Machine Learning project

Group: ML_Capybara

1. Introduction

In the assignment of Machine Learning course, we are required to apply models from chapter 2-10, defined and solved problem on a single dataset.

These models include:

Decision Tree (Chapter 2)
Artifical Neural Network (Chapter 3)
Naive Bayes (Chapter 4)
Genetic Algorithm (Chapter 5)
Graphical Models (Chapter 6)
Support Vector Machine (Chapter 7)
Dimensional Reduction (Chapter 8)
Ensembler Method (Chapter 9)
Differential Model (Chapter 10)

2. Group members and tasks distribution

Member name	ID	Assigment 1	Assigment 2
Tran Quoc Hieu	2252217	Genetic Algorithm	Logistic Regression
Tran Quoc Trung	2252859	Naives Bayes	Principal Component Analysis
Nguyen Anh Khoa	2252352	Graphical Models (Manually Naives Bayes)	Ensembler Method
Do Quang Hao	2252180	Artificial Neural Network	Support Vector Machine
Luu Chi Cuong	2252097	Decision Tree	Hidden Markov Model

3. About dataset

In this assignment, we use the dataset for sentiment analysis task.
sentiment analysis is the task to classify sentiment (positive, neural, negative) given a document (a list of sentence).
This dataset includes training data with 27480 examples and test data with 3534 examples.
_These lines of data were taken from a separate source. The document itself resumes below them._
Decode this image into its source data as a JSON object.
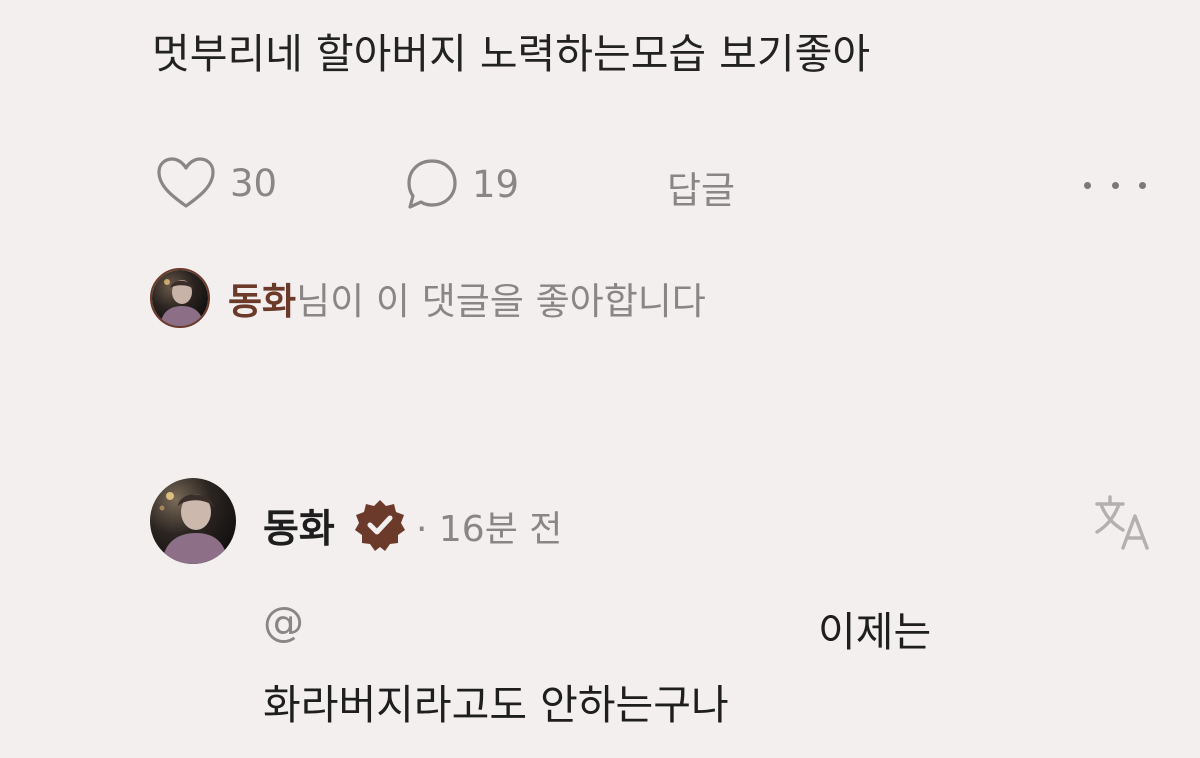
{
  "comment": {
    "text": "멋부리네 할아버지 노력하는모습 보기좋아"
  },
  "actions": {
    "like_count": "30",
    "reply_count": "19",
    "reply_label": "답글"
  },
  "liked_by": {
    "name": "동화",
    "suffix": "님이 이 댓글을 좋아합니다"
  },
  "reply": {
    "author": "동화",
    "time": "· 16분 전",
    "mention": "@",
    "line1_tail": "이제는",
    "line2": "화라버지라고도 안하는구나"
  },
  "colors": {
    "background": "#f2efee",
    "text": "#1e1e1e",
    "muted": "#8a8686",
    "brand_brown": "#6b3a2a"
  },
  "icons": {
    "like": "heart-outline-icon",
    "reply": "speech-bubble-icon",
    "more": "more-horizontal-icon",
    "verified": "verified-badge-icon",
    "translate": "translate-icon"
  }
}
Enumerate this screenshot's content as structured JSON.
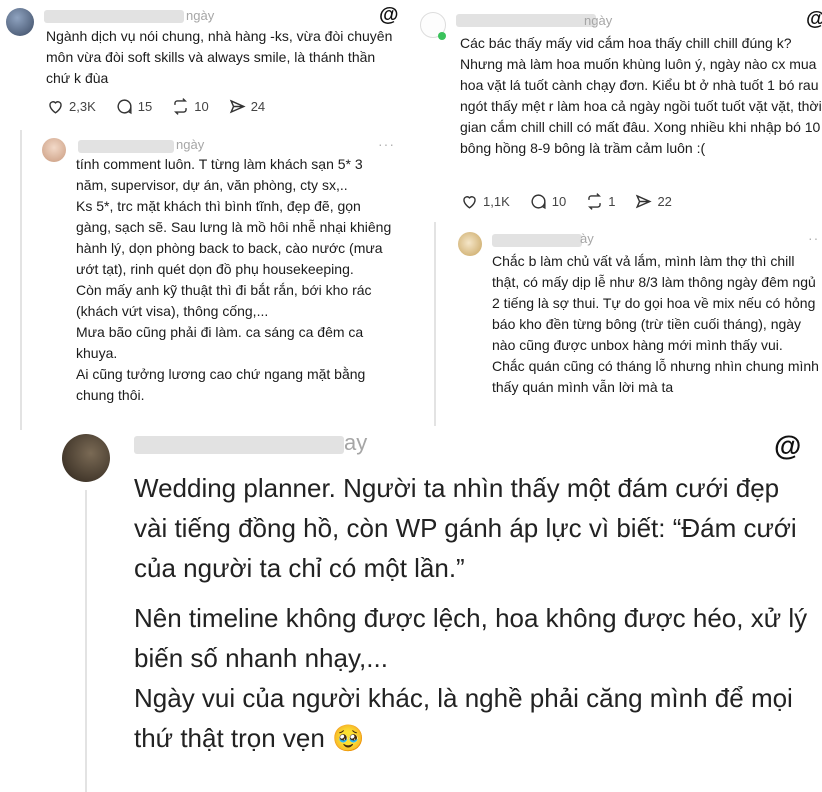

Each has about 9 columns. For instance, the summary of this dataset is as follows:

	Column	Non-Null Count	Dtype
0	textID	27480 non-null	object
1	text	27480 non-null	object
2	selected_text	27480 non-null	object
3	sentiment	27480 non-null	object
4	Time of Tweet	27480 non-null	object
5	Age of User	27480 non-null	object
6	Country	27480 non-null	object
7	Population -2020	27480 non-null	float64
8	Land Area (Km²)	27480 non-null	float64
9	Density (P/Km²)	27480 non-null	float64

For sentiment classification task, we only focus on 2 columns texts (data) and sentiment (label). The distribution of each classes in dataset is as follows:

4. Process pipeline

For each model, we follow the below pipeline:

Data preprocessing: This step includes cleaning the text and extracting features from them. In our assignment, we implement 2 kinds of features: Tf-idf and Word Embedding. We shown later characteristics of each feature extration way.
Model tuning: we utilizes Optuna, a hyperparameter optimization framework. Model is tuned in training set using cross-validation technique. An abstract class of hyperparameter tuning is setup in a separate directory.
Model training: after fining optimizing hyperparameter, the model is then be fitted in training set.
Model evaluation: we use the following evaluation metrics:
- Accuracy: Measures the percentage of correctly predicted labels out of all predictions.
- F1-Score: A weighted average of precision and recall, useful for imbalanced datasets.
- AUC-ROC: The Area Under the Receiver Operating Characteristic Curve, which evaluates the model's ability to distinguish between classes.

5. Model deployment

Assignment 1

For ease of observation, each model is implemented in jupyter notebook in separated directories inside src/models, the path is as follows:

Decision Tree (here)
Artificial Neural Network (here)
Naives Bayes (here)
Genetic Algorithm (here)
Graphical Models (here)

Assignment 2

For the second assignment, we continue to implement models from Chapter 6 - 10. Detail about each model implementation is put in the README file of the corresponding path as follows:

Graphical Model - Hidden Markov model (here)
Support Vector Machine (here)
Dimensional Reduction - Principal Components Analysis (here)
Ensembler Method - Boosting (here)
Differential Model - Logistic Regression (here)

6. Model evaluation

We show in this table the result on test set for each model. This includes the input feature (Tf-idf or word embedding) with its size, accuracy, f1-score, ROC-AUC (negative, neural, positive).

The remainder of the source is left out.